Рядом с нами остановился директор с раскрытым классным журналом в руках и пальцем указал на что-то, что он, видимо, только что уже показал другим. В черных прямоугольниках против фамилий учеников красными буквами было вписано социальное происхождение.

Русский, бегло взглянув на журнал, вернулся к столу, сел и отчаянным жестом разочарованного влюбленного закрыл руками лицо. Ну что ему теперь со мной делать, спросил он.

Я молчал.

Потом более громко и чуть ли не грубо он повторил свой вопрос по-венгерски.

Не знаю, тихо сказал я.

Ты думаешь, ты достоин того, чтобы говорить по-русски, спросил он опять на родном языке.

И от этого мне показалось, что еще не все потеряно, мне хотелось вернуть его благосклонность.

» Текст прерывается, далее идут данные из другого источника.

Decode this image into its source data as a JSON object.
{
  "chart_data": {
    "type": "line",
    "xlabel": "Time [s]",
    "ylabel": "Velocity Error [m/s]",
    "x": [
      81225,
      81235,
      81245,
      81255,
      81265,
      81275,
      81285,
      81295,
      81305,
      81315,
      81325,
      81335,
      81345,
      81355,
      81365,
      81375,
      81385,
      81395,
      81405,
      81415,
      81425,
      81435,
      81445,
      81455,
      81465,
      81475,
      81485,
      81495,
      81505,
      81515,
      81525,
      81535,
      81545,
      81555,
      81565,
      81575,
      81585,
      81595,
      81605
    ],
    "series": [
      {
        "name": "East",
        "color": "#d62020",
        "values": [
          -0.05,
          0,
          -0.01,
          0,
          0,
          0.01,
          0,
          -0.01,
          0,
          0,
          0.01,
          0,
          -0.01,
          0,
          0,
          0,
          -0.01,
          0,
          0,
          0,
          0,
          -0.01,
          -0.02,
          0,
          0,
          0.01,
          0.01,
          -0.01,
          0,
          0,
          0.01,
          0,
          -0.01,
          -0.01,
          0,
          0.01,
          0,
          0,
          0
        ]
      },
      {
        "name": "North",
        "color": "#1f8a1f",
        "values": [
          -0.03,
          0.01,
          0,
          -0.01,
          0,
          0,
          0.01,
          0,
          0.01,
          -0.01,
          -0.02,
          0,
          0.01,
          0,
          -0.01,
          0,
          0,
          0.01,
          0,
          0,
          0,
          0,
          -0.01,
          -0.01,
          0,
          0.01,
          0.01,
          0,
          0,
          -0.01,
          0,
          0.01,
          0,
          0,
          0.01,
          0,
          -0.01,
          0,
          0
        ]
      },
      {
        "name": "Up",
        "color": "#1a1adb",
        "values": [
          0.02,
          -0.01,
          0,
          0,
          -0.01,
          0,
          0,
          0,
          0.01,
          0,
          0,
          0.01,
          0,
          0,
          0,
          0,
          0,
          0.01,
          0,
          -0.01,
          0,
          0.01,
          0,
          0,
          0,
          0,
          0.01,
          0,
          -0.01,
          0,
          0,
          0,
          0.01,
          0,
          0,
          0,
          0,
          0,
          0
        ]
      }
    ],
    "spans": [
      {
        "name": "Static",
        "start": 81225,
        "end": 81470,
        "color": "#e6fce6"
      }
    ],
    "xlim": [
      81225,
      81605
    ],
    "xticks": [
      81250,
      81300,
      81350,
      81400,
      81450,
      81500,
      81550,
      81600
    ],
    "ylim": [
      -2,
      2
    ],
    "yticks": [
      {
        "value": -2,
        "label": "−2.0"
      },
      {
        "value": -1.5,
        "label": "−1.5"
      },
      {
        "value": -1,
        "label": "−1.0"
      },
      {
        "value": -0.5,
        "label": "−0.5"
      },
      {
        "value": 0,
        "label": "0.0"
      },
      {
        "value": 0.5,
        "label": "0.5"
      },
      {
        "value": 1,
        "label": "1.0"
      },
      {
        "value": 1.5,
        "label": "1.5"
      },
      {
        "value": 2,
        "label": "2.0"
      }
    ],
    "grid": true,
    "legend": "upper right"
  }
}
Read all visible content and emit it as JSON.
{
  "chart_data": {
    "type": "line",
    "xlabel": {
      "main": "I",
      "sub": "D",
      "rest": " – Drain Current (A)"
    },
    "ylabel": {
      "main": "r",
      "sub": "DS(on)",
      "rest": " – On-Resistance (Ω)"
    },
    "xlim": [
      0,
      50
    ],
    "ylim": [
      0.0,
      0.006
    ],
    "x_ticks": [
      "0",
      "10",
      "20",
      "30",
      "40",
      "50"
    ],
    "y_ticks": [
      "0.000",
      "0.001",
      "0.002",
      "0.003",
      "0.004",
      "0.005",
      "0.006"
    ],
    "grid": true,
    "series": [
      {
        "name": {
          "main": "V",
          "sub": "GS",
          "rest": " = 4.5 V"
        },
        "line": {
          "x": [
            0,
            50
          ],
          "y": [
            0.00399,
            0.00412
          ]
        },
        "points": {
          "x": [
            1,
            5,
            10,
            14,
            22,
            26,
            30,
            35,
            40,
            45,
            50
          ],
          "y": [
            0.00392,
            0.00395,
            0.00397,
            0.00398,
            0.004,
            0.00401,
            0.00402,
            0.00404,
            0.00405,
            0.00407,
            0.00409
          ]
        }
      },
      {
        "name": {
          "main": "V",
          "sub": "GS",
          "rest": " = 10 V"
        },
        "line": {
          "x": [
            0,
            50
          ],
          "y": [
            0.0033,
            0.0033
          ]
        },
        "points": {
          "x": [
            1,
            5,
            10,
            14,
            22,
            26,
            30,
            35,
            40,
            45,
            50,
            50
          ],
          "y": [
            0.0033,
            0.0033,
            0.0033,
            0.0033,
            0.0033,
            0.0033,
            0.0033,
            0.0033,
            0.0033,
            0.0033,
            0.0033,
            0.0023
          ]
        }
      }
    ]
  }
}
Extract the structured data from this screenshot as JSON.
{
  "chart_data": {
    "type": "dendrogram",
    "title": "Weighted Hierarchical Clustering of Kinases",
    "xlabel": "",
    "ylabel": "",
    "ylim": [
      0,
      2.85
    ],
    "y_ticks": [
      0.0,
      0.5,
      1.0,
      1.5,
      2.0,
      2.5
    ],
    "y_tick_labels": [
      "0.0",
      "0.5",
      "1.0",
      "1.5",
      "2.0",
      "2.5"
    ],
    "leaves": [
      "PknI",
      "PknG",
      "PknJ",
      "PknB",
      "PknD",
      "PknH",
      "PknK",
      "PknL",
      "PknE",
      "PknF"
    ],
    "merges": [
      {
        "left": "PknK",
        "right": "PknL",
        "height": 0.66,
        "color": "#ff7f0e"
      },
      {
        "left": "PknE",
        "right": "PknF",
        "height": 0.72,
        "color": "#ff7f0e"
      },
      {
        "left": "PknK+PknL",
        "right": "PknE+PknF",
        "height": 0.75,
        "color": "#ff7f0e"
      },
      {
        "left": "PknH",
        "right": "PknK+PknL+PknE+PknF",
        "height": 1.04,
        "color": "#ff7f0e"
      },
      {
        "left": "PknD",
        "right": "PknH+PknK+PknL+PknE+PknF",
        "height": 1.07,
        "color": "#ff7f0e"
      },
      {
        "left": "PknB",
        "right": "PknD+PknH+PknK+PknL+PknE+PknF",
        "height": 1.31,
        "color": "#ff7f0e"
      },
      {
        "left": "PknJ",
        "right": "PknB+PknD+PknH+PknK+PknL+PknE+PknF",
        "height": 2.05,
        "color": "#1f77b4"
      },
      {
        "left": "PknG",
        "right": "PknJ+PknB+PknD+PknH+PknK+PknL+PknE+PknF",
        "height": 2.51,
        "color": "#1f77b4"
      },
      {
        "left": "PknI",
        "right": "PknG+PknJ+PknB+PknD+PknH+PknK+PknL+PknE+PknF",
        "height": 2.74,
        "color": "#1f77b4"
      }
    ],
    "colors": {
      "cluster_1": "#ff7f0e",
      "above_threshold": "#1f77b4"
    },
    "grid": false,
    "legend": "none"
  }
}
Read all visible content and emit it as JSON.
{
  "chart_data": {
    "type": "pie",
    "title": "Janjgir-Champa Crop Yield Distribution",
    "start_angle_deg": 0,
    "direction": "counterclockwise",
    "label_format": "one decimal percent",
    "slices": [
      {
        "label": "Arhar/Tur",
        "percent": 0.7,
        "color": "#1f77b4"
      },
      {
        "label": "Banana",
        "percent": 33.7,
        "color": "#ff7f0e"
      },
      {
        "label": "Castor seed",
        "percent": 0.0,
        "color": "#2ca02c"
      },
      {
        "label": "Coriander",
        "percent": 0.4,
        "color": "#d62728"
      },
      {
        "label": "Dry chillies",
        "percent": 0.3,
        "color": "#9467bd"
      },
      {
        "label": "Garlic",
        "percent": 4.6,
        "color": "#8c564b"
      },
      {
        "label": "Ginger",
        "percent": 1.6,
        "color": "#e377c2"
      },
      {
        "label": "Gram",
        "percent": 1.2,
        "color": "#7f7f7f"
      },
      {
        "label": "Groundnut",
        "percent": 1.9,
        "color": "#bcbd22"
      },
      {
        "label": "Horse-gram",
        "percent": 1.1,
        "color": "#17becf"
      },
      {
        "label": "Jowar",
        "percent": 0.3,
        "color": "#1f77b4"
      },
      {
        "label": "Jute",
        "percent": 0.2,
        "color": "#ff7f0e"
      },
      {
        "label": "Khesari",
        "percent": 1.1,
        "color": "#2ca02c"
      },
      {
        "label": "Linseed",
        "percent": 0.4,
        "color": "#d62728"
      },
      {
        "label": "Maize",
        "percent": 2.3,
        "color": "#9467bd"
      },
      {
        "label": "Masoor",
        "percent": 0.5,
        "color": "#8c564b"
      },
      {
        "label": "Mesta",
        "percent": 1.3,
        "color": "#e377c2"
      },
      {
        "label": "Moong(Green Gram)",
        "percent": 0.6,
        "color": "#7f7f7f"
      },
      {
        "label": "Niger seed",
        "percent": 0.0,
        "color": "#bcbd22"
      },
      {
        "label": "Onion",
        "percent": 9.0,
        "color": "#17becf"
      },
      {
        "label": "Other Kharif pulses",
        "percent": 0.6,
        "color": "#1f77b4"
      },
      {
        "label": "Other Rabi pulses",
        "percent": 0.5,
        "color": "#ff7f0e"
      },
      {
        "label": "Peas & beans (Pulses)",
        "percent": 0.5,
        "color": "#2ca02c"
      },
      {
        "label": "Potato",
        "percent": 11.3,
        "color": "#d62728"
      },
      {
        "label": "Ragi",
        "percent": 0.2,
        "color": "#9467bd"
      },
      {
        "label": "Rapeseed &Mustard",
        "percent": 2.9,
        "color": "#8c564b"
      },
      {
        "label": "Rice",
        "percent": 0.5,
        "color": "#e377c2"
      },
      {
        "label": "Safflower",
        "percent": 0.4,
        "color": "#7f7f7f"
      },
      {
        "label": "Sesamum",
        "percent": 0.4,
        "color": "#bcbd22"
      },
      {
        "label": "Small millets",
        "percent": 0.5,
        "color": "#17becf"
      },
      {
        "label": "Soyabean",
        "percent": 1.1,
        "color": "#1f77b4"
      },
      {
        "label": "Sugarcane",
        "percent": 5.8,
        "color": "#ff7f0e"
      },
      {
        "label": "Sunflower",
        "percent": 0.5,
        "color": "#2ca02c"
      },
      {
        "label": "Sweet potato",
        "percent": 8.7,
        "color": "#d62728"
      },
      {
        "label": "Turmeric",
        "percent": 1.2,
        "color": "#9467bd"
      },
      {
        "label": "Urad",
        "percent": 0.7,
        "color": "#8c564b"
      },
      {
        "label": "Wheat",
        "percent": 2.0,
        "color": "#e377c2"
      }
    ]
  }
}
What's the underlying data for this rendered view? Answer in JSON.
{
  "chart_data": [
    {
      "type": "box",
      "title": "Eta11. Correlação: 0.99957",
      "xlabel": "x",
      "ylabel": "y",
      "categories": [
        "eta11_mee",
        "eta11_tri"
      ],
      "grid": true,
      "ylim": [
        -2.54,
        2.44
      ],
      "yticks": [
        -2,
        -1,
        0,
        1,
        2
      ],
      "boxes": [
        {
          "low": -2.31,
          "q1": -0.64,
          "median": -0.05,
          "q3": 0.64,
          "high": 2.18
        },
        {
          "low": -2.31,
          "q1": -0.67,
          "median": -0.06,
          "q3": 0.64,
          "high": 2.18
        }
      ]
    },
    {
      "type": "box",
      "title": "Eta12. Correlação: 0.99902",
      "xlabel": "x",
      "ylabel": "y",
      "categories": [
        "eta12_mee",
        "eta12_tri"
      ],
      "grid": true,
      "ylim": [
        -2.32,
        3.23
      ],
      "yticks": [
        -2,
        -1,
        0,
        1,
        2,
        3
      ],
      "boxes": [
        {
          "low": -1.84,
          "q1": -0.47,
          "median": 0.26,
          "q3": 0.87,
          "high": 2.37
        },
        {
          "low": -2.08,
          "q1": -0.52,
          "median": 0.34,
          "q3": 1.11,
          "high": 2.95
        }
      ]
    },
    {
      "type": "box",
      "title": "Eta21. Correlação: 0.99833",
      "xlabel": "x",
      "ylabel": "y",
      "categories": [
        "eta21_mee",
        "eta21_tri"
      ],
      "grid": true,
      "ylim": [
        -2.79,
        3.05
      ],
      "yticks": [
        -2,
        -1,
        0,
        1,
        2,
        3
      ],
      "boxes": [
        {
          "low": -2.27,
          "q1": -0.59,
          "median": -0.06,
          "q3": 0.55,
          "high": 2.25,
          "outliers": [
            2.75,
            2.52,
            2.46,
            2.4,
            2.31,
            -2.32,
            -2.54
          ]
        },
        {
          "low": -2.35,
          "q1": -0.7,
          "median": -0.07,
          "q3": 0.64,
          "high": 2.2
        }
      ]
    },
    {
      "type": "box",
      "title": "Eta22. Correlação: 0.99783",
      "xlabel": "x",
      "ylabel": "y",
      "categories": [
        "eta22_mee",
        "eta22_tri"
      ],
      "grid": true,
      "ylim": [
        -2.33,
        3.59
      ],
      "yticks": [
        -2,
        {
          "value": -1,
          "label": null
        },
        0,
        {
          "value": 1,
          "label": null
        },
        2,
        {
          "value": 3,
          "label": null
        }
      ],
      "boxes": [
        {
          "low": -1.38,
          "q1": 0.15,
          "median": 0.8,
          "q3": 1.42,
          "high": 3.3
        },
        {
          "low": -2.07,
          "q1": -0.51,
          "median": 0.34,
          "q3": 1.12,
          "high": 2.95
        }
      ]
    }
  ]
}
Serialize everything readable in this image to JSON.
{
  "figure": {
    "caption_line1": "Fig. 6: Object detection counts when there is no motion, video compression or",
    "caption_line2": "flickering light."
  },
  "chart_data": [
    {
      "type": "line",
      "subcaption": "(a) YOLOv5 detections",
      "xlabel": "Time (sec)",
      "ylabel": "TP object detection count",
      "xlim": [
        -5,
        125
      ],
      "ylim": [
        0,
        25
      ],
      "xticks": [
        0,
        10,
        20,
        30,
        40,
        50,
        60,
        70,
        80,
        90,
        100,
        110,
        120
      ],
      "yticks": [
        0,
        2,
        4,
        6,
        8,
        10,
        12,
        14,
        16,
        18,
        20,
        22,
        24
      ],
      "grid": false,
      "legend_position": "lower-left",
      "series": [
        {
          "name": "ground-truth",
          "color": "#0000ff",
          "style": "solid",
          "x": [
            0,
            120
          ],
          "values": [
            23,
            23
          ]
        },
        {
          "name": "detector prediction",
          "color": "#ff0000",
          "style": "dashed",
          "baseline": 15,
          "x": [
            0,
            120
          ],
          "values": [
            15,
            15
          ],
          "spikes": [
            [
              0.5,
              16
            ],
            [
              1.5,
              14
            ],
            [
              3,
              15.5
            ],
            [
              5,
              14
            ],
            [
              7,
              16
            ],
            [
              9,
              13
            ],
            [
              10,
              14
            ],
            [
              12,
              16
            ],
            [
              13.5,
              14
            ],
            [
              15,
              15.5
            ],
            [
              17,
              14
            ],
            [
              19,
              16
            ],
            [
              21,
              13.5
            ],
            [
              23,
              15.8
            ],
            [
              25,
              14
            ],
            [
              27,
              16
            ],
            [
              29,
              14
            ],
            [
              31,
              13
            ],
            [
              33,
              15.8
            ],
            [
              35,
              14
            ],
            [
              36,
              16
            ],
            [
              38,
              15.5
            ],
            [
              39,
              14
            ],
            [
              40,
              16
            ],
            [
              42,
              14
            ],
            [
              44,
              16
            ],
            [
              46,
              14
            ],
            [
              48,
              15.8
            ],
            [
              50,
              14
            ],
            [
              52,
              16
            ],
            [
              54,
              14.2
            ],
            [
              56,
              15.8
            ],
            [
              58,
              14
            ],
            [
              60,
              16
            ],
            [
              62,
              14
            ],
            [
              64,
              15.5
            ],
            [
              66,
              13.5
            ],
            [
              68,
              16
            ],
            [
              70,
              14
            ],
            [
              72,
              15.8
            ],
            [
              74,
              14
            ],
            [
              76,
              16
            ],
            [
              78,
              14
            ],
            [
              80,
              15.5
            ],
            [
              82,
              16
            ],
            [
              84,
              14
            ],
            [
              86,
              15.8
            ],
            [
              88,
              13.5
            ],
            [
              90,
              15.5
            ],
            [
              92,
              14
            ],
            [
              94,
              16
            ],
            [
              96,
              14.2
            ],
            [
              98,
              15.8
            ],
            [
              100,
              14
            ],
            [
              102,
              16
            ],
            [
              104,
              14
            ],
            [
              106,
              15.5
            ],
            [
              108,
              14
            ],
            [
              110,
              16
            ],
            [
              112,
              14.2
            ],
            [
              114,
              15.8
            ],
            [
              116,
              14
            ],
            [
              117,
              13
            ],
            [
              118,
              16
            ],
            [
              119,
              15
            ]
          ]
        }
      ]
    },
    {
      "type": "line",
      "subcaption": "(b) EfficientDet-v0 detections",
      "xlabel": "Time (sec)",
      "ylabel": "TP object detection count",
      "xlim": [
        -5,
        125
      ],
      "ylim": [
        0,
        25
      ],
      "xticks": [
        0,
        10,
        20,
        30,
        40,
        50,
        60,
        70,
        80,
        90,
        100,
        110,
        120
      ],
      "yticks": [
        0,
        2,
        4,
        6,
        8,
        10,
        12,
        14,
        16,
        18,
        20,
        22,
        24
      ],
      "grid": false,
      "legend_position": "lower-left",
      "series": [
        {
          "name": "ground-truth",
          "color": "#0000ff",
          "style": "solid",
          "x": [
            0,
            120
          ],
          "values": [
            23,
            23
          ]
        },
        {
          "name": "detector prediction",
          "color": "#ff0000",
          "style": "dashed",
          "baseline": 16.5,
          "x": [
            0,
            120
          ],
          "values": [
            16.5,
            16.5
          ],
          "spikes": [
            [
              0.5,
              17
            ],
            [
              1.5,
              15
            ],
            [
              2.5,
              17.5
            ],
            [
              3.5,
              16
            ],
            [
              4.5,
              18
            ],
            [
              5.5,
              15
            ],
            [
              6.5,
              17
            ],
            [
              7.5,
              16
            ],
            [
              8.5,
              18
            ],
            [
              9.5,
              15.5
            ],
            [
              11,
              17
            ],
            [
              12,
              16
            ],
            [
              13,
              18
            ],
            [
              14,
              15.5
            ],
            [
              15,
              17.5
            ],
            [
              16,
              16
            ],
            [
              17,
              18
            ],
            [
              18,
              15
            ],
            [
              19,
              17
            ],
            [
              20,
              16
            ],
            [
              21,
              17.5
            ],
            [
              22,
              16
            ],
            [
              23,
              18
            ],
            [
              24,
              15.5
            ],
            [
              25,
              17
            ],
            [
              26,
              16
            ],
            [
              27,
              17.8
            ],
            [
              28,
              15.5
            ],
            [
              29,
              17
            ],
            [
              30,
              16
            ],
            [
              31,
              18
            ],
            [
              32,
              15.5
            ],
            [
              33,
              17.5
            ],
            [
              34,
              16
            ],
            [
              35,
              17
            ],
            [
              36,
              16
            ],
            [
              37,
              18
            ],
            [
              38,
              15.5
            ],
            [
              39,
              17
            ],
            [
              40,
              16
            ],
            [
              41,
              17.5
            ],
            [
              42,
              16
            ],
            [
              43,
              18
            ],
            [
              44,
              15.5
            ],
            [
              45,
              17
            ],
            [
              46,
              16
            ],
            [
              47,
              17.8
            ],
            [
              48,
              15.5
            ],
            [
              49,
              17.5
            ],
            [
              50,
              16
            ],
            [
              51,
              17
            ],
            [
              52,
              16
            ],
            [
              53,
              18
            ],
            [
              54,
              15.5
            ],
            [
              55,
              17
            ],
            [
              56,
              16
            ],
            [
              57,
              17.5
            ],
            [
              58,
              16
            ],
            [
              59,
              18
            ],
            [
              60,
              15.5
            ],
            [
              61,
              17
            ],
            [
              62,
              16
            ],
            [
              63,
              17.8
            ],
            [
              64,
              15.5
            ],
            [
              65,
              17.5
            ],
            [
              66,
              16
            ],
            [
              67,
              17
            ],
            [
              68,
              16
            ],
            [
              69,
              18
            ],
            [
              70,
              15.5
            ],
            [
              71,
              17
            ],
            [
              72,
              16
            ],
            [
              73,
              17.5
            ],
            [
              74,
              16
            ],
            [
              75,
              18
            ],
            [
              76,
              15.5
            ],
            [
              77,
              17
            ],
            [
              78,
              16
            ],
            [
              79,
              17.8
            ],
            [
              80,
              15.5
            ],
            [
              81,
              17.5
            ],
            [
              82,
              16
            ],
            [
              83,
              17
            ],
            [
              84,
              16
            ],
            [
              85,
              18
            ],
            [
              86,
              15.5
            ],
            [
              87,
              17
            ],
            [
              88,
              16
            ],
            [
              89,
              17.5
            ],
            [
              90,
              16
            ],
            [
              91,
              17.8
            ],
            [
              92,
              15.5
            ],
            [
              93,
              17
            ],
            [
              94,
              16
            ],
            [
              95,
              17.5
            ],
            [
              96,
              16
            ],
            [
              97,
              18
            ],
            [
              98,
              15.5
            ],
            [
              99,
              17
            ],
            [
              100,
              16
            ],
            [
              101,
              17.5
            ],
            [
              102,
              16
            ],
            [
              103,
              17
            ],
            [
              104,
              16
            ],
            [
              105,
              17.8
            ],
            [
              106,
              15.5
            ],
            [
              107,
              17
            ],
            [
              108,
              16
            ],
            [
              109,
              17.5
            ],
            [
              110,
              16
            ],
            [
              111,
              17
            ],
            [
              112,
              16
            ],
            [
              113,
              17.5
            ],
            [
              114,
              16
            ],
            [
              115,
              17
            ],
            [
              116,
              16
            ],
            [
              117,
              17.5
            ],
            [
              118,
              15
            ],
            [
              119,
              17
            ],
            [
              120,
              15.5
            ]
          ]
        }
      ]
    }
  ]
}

Да, по-русски пролепетал я.

Можешь идти, сказал он.

Не прошло и получаса после их отъезда, как по школе распространился слух, что выдержавшие экзамен этой зимой поедут на отдых в Сочи. Еще никогда не встречал я каникулы в столь подавленном настроении. Это жалкое «да», которое я выдавил из себя, почему-то запомнилось мне как сказанное довольно решительно и по-военному. Свой голос мне хотелось слышать их ушами, хотелось быть уверенным в своем успехе, только тогда я смог бы забыть о своем предательстве. Ни о каком зимнем отдыхе я не мечтал, да и вероятность такой поездки с течением дней становилась все призрачней. Но Према я избегал. И не хотел больше играть с ним ни в какие игры.

Утром тридцать первого декабря меня вызвали в школу. За нами послали отца Ливии. Перед учительской нас было шестеро, три смертельно бледных девчонки и трое храбрящихся мальчишек. Разговаривать друг с другом никто не осмеливался. Директор снова встретил нас в обществе незнакомого мужчины и обратился к нам с небольшой речью. Он старался придать голосу соответствующую случаю торжественность и растроганность. Нашей школе, сказал он, выпала неслыханная честь. По случаю Нового года от имени пионеров и всей венгерской учащейся молодежи мы сможем приветствовать в его резиденции вождя и мудрого учителя нашего народа товарища Матяша Ракоши. О деталях нам рассказал незнакомец. Он объяснил, как все будет происходить, как нам вести себя и как отвечать на возможные вопросы. Главное правило, просветил он нас, заключается в том, чтобы не сказать ничего, что могло бы опечалить хозяина. Ведь нам хорошо известно учение Золтана Кодая. Во время пения следует улыбаться. Пусть это будет вторым главным правилом, которому мы должны следовать. После поздравления нас угостят какао со взбитыми сливками и сдобной булкой. А если супруга товарища Ракоши любезно спросит нас, не хотим ли еще, мы должны вежливо отказаться, ибо посещение должно продлиться не дольше двадцати минут. Майя Прихода должна была произнести поздравление по-венгерски, а я по-русски. Он передал нам текст, который к утру нам следовало выучить наизусть, так, чтобы от зубов отскакивал. До окончания нашей миссии о ней не должна знать ни одна душа, и показывать кому-либо этот текст он настоятельно не рекомендует. Букеты, а также дальнейшие инструкции мы получим утром у шлагбаума на улице Лорант.